A malicious app accesses a component that is protected by permission P, is in an app that has permission P, and uses enforceCallingOrSelfPermission to enforce the permission.

a.3.4. enforcePermission method leaks privilege


Before servicing a request, a component protected by a permission uses enforcePermission to check if the given PID and UID pair has the permission. Typically, getCallingPID and getCallingUID methods of Binder API are used to retrieve PID and UID, respectively. When these methods are invoked in the main thread of an app, they return the IDs of the app and not the IDs of the calling app.


A malicious app accesses a component that is protected by permission P, is in an app that has permission P, and uses enforcePermission to enforce the permission in the main thread of the containing app.

a.4. Web

Web APIs allow Android apps to interact with web servers both insecurely and securely (via SSL/TLS), display web content through WebView widget, and control navigation between web pages via WebViewClient class.
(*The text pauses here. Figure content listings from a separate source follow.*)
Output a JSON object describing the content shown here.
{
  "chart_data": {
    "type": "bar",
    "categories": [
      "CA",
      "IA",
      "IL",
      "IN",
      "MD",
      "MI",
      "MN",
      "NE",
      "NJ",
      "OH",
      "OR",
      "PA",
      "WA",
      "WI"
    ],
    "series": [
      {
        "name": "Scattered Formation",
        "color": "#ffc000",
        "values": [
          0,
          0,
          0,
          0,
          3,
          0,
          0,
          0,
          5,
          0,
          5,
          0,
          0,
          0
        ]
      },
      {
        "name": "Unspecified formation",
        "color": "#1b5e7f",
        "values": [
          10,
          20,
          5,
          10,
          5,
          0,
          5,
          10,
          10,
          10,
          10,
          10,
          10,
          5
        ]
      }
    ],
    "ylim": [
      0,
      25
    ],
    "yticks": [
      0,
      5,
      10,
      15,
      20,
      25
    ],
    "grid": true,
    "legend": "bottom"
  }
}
a.4.1. Incorrect hostname verification enables Man-in-the-Middle (MitM) attack


Android apps that use SSL/TLS for secure communication employ custom implementations of the HostnameVerifier interface. Such implementations perform custom checks on the given hostname in the verify method. When these custom checks are incorrect or weak (e.g., does not check hostname), then apps can end up connecting to malicious servers.


An application takes advantage of incorrect/weak hostname verification and mounts a MitM attack.

a.4.2. Incorrect trust validation enables Man-in-the-Middle attack


An app uses custom implementation of the TrustManager interface to check if the presented certificates are valid and can be trusted. When these implementations are incorrect (e.g., an empty stub implementation), unknown certificates may be trusted.


An application takes advantage of incorrect trust validation and mounts a MitM attack.

a.4.3. Allowing execution of unverified JavaScript code in WebView exposes app’s resources


When an app uses WebView to display web content and any JavaScript code embedded in the web content is executed, the code is executed with the same permission as the WebView instance used in the app.


An app injects malicious JavaScript code into the web content loaded in WebView, e.g., modify static web page stored on the device.

a.4.4. Ignoring SSL errors in WebViewClient enables Man-in-the-Middle (MitM) attack


When an app loads web content from a SSL connection via WebView and is notified of an SSL error while loading the content (via onReceivedSslError method of WebViewClient), the app ignores the error.


An application takes advantage of ignored errors and mounts a MitM attack.

a.4.5. Lack of validation of resource load requests in WebView allows loading malicious content


When a resource (e.g., CSS file, JavaScript file) is loaded in a web page in WebView, the app does not validate the resource load request in shouldInterceptRequest method of WebViewClient. Consequently, any resource will be loaded into WebView.


An application takes advantage of lack of validation of resource load requests and mounts a MitM attack.

a.4.6. Lack of validation web page load requests in WebView allows loading malicious content


When a web page is to be loaded into WebView, the app does not validate the web page load request in shouldOverridUrlLoading method of WebViewClient. Consequently, any web page provided by the server will be loaded into WebView.


An application takes advantage of lack of validation of web page load requests and mounts a MitM attack.